On Feeling Uninspired.
In my previous post, I laid out the journey that I've been on as an artist and gift shop owner for the last 3.5 years. I briefly mentioned at the end that while I've been feeling the urge to paint again, I haven't necessarily been feeling creative or inspired about what to paint.
This is a feeling that I'm intimately familiar with as an artist, as I assume most artists are. I don't know anyone who feels creative all the time. Creativity is a muscle that requires exercise and flexibility to stay nimble. I have absolutely allowed my creative muscles to atrophy, and while I am generally used to this feeling, I haven't ever experienced it quite in this way. When I reflect on why that might be, I can only assume that there are two things at play:
This is the longest break I've had from consistently making art.
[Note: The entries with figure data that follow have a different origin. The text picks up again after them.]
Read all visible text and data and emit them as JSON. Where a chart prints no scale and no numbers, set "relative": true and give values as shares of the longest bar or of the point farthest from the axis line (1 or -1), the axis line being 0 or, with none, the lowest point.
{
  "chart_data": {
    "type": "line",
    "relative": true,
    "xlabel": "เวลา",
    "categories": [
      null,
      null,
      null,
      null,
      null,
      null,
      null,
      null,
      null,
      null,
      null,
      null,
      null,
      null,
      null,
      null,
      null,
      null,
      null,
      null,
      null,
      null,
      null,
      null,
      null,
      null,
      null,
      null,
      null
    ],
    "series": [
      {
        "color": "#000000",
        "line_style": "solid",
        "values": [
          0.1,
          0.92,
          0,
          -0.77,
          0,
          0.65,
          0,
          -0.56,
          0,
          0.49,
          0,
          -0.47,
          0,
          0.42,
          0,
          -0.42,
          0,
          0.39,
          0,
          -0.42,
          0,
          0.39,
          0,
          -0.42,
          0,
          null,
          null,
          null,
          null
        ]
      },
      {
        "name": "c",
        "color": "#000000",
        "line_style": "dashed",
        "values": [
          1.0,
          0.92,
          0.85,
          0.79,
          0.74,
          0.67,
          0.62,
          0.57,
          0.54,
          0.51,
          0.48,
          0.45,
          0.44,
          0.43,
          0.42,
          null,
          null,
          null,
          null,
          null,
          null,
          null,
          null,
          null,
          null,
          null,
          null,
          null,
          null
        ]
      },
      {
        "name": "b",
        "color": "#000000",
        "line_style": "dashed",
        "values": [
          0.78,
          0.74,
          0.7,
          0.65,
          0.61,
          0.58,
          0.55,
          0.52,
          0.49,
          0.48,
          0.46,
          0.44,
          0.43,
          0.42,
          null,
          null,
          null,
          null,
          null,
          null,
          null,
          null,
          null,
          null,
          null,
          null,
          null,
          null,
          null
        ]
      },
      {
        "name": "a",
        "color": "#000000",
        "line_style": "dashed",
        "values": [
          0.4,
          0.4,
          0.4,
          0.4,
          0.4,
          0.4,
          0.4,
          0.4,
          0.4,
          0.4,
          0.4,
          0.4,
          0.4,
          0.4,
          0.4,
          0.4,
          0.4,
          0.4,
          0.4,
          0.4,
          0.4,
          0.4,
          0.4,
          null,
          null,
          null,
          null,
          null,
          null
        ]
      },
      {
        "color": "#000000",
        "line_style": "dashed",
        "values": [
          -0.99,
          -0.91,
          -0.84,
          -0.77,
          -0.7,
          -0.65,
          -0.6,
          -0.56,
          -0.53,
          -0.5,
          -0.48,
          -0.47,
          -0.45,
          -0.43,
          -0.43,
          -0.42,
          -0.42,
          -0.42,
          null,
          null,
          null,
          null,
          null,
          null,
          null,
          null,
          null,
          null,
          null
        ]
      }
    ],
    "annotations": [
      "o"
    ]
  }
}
Again, creativity is a muscle, and I have not been working mine out.
I am attempting to completely switch gears and start over with my art style, techniques, and mediums. When I was most recently making art on a regular basis, I was deep in the world of linocut printmaking. Now, I want to revive my artistic self with oil paintings, watercolors, and drawings. Those are very different things, and I am feeling a little lost because of it.
So now what? Where do I go from here? How do I get unstuck? These are excellent questions :)
For me, the first step is to make art. No pressure on it; just make. Draw, sketch, paint, whatever.
Do I have to love it? No.
Will it spark creativity? Maybe, but also maybe not.
Do I have to sell it? Absolutely not.
Will I learn from it? Definitely.
Just keep making art. And then make more art - hate a lot of it, kind of like some of it. Keep going. All of those "kind of likes" are like little stepping stones. Even the hint of liking something fans the flame of creativity. Those little hints build on each other until one day, finally, it hits! The idea strikes, and the creative juices start flowing.
I've literally never reached that place of inspiration without trudging through a lot of art that I didn't like first. Experimentation is not just important; it's crucial. Failures, as discouraging as they can be, are also crucial. They help us understand our preferences, refine our artistic direction, and improve our technical skills. They are the stepping stones to our artistic growth!
The second thing that's been helpful for me is to step out of my own circumstances and comfort zone. Inspiration often strikes when we allow ourselves to explore new environments. Whether it's a hike, a visit to a museum, a favorite bookstore, or a day at the lake. I take a sketchbook with me just in case, but I don't force anything. I don't expect these outings to solve all my artistic dilemmas; I'm just open. I'm intentionally perceptive and prioritize the enjoyment of the moment over any pressure for immediate results.
And I'm in that very season right now as I type this. Making the art, kind of liking some of it, not liking most of it, and trudging trudging trudging along. My family recently took me to my favorite DFW museum for Mother's Day, and I was definitely inspired while I was there. I was inspired to think outside the box and bend the lines of my comfort zone as an artist. So now I'm sketching and really not liking what I'm coming up with, but I'm being disciplined to keep trying anyway.
So if you are in this season with me, know you are not alone! We've all been there, and I hope you find comfort in that today. And thanks, as always, for being here! Thank you for coming on this journey with me as I rediscover my artistic point of view.